Abstract
Background.
Understanding the factors that influence language recovery in aphasia
is important for improving prognosis and treatment. Chronic
comprehension impairments in Wernicke’s aphasia (WA) are associated with
impairments in auditory and phonological processing, compounded by
semantic and executive difficulties. This study investigated whether the
recovery of auditory, phonological, semantic, or executive factors
underpins the recovery from WA comprehension impairments by charting
changes in the neuropsychological profile from the subacute to the
chronic phase.
Method. This study used a prospective,
longitudinal observational design. Twelve WA participants with superior
temporal lobe lesions were recruited 2 months post–stroke onset (2 MPO).
Language comprehension was measured alongside a neuropsychological
profile of auditory, phonological, and semantic processing and
phonological short-term memory and nonverbal reasoning at 3 poststroke
time points: 2.5, 5, and 9 MPO.
Results. Language comprehension
displayed a strong and consistent recovery between 2.5 and 9 MPO.
Improvements were also seen for slow auditory temporal processing,
phonological short-term memory, and semantic processing but not for
rapid auditory temporal, spectrotemporal, and phonological processing.

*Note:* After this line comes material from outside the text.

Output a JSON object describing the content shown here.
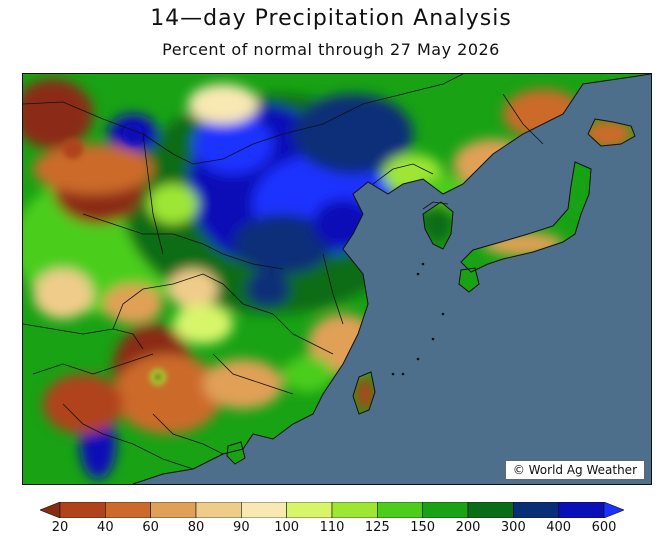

Despite their lack of improvement, rapid auditory temporal processing at
2.5 MPO and phonological processing at 5 MPO predicated comprehension
outcomes at 9 MPO. Conclusions. These results indicate that
recovery of language comprehension in WA can be predicted from fixed
auditory processing in the subacute stage. This suggests that speech
comprehension recovery in WA results from reorganization of the
remaining language comprehension network to enable the residual speech
signal to be processed more efficiently, rather than partial recovery of
underlying auditory, phonological, or semantic processing abilities.